With an endorsement from the government of Japan on the policy, TEPCO started the construction of the wall one year and seven months ago. The cost was estimated to be ¥34.5 billion, which would be procured from national budget. While the wall was installed around the plant for 1.5 kilometers long by August, except 7 meters on the hillside, TEPCO announced that the wall was completed this month, because they confirmed that the last part of 7 meters was stably frozen.

The frozen wall project is to install 1568 piles with 30 meters length in underground around the plant and freeze the soil by injecting cold liquid at -30°C into each pile. The frozen soil is supposed to build a wall in underground to block the stream of water flowing into the site, where highly contaminated water remains. Increase of contaminated water causes a problem of decontamination. Chairman of TEPCO, Takashi Kawashima, carelessly referred to a possibility of dumping the contaminated water into the sea.

Before the project started, there was a flow of natural water amounting 400 tons a day into the site. TEPCO reconfirmed that the flow was reduced as low as 100 tons in October. The power company argued that the effect of frozen wall was obvious. However, the original estimation of the effect was as low as tens of tons a day. The result has not reached the target.

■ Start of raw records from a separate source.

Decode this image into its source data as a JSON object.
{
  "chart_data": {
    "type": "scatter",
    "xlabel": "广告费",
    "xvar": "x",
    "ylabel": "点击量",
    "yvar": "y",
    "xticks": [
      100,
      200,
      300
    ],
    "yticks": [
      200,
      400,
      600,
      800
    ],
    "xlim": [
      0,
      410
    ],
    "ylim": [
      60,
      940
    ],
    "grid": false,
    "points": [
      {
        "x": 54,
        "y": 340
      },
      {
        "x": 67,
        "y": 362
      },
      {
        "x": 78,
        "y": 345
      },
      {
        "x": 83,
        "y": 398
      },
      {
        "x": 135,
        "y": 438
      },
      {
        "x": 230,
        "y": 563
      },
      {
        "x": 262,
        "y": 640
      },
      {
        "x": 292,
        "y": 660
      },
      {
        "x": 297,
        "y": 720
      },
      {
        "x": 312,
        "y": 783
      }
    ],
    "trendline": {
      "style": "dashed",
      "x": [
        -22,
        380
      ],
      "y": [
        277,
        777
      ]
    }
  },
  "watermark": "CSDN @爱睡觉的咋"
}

TEPCO has also built 40 wells called sub-drain that enables drawing underground water. Or it paved the surface of the plant site to avoid penetration of rainwater into the soil. Some members of Nuclear Regulation Authority suppose that the effect of frozen wall can be limited, requiring further verification of the effect.


The frozen wall project started for appealing that the contaminated water produced in broken nuclear power plant could completely be under control. However, new contaminated water is still produced everyday. Although the project worked for an argument that they would not stand still doing nothing, the actual solution has not been found. It costs ¥1 billion a year to maintain the wall. How long TEPCO or the government can keep on saying that they are doing something on it?